Your total average patient revenue.

Having worked out your average visit value and your patient visit average, you can now easily calculate the total patient revenue (TPR). This is how much an average patient brings into the practice over their lifetime.

This figure is important as you can use it to work out how much you can spend to acquire a new patient. In theory as long as you are bringing in more per patient than you are spending to acquire one, then you are on a winner. In truth it is more complex than this, however it give you an idea of how you are doing.

To calculate the TPR multiply the patient visit average by the average visit value.


Combining and interpreting the information.

With these 3 basic calculations we have taken your raw practice figures and used them to give you a deeper insight into how well your practice is running.

Your patient visit average gives you an insight into how well you are educating your patients about the importance of their care. Low figures may indicate you need to spend some time improving the skills of yourself or your staff on patient education. Or focus on improving your office procedures to ensure patients don’t slip through the cracks and drop out of care.
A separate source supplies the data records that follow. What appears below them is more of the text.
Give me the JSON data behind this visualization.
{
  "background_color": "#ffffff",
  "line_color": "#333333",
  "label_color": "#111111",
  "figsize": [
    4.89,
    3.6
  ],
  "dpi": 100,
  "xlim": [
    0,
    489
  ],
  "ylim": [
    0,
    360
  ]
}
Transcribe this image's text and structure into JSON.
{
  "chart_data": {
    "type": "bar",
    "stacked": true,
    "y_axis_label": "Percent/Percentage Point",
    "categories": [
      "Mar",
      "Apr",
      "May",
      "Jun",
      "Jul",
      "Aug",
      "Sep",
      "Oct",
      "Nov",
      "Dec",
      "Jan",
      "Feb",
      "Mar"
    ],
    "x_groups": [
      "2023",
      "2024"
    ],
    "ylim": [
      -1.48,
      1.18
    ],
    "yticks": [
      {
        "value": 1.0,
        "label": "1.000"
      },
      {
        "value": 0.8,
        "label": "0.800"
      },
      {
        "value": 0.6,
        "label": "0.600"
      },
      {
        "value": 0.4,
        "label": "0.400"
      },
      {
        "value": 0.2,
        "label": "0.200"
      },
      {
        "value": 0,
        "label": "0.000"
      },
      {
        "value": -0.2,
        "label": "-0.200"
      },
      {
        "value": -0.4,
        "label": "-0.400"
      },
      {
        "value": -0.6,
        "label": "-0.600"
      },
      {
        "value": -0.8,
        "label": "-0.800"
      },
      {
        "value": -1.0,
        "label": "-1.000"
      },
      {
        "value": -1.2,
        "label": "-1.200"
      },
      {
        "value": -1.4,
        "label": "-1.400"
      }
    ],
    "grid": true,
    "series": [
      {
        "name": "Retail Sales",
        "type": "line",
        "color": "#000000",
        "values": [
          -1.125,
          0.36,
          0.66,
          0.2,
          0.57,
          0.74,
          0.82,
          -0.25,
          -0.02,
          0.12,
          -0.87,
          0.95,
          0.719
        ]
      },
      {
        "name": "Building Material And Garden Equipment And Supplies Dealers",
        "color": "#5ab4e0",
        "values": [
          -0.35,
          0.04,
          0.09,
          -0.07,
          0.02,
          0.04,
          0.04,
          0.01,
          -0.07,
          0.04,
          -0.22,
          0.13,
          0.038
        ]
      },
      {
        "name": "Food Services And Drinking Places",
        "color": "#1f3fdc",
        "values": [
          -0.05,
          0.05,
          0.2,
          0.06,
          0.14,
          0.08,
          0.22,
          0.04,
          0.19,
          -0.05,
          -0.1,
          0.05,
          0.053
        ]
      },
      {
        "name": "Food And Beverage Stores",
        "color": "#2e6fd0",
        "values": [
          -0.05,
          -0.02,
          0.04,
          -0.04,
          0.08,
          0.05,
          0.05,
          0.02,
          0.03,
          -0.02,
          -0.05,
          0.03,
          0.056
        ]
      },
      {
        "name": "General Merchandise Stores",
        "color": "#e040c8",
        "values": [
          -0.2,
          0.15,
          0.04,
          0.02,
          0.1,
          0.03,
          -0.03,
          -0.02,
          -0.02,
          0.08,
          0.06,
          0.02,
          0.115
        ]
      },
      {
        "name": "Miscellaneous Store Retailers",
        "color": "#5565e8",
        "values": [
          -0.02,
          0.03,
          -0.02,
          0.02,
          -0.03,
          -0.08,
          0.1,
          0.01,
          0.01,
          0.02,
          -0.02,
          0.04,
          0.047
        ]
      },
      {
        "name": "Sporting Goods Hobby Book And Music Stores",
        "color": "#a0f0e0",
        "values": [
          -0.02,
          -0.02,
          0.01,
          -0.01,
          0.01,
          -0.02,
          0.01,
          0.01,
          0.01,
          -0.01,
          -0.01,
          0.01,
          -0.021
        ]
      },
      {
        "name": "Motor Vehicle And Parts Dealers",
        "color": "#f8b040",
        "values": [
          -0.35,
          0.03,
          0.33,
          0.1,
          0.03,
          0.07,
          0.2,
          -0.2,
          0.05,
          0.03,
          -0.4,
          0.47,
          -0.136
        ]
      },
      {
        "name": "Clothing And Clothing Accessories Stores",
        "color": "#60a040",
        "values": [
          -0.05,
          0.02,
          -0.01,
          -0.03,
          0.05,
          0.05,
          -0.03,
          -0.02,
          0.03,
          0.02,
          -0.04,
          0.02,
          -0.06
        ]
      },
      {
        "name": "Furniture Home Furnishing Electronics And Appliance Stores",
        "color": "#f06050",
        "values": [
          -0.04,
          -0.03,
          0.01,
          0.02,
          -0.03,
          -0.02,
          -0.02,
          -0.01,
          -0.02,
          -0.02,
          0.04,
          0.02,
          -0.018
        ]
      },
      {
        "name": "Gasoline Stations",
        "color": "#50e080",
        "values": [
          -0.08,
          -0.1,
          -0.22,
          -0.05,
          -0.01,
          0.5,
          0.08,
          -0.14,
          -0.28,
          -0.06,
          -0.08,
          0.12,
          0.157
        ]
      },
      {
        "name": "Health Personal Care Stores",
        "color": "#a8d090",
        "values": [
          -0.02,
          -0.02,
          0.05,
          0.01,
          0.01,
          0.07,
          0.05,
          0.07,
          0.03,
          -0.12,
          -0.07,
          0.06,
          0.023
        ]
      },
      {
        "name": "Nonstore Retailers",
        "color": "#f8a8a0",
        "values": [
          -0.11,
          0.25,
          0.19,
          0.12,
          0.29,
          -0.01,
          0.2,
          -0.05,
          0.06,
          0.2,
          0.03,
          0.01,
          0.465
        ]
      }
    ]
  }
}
You average visit value lets you know what you are actually earning on average for a patient visit, and can give you insight into how well your are marketing any stock you sell in your practice. It may also indicate a need to look at your discounts policy.

Finally, the total patient revenue is the amount each patient will spend in the practice on average. You can use it to guide your marketing decisions by telling you how much you can spend to acquire a patient. In some marketing circles this is referred to as the Life Time Value (LTV) of a client.

I would recommend calculating this information monthly and recording the results so you can chart the information. Over time you would like to see all of these figures increasing. Decreasing figures are a cause for concern and indicate a need to reassess you office procedures, and possibly seek outside help.